Sedangkan didalam ranah tindak korupsi ditandai dengan “menyalahgunakan wewenang, kesempatan atau saran yang melekat padanya … merugikan Negara atau perekonomian negara.

Sedangkan hak adalah segala sesuatu “secara kodrati” sebagai fitrah manusia memang harus mendapatkannya. Sebagian lagi menyebutkan “sesuatu yang kita terima setelah melaksanakan kewajiban”. Ada juga menyebutkan “fasilitas” yang dinikmati terhadap “prestasi” terhadap kewajiban. Kamus Bahasa Indonesia kemudian merumuskannya yaitu “sesuat hal yang benar, milik, kepunyaan, kekuasaan untuk berbuat sesuatu, kekuasaan yang benar atas sesuatu, menuntut sesuatu, derajat atau martabat.

Namun temanku iseng bertanya. Bagaimana terhadap pejabat yang tidak mempunyai wewenang namun mengeluarkan keputusan tertentu di lapangan administrasi Negara ?
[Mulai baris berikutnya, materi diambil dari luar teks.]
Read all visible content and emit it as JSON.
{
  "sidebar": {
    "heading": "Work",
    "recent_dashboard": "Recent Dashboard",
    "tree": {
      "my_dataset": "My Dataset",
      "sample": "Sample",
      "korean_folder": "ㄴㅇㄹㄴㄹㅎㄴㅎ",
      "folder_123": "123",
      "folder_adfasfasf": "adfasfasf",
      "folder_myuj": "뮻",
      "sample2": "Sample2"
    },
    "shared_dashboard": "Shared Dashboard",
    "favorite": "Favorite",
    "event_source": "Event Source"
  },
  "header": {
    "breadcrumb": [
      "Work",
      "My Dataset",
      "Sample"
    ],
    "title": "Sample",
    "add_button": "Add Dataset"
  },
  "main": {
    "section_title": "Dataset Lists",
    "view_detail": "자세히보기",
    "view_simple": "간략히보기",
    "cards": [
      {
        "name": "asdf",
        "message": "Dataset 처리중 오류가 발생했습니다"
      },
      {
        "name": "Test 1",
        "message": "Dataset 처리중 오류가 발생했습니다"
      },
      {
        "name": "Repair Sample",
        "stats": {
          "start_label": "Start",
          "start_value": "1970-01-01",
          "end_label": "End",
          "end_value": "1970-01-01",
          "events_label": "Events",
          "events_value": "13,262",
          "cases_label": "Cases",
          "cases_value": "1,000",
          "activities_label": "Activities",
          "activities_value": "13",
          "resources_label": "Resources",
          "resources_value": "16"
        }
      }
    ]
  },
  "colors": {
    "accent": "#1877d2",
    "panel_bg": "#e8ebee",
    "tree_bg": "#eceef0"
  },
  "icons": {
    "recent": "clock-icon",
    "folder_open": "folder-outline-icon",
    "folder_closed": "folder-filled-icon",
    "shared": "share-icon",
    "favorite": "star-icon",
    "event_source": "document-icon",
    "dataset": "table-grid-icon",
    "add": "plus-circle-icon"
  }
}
Menjawab pertanyaannya. Aku sedikit geli. Mosok tidak mempunyai kewenangan tapi menggunakan putusan tertentu.

Kalau memang tidak mempunyai kewenangan tapi mengeluarkan putusan tertentu,  itu sih, bisa digugat tuh melalui mekanisme di PTUN atau Judicial review ke MA.

Namun sambil nyengir aku berkata “memang kurang kerjaan. Kata anak muda sekarang menyebutkannya “Norak”.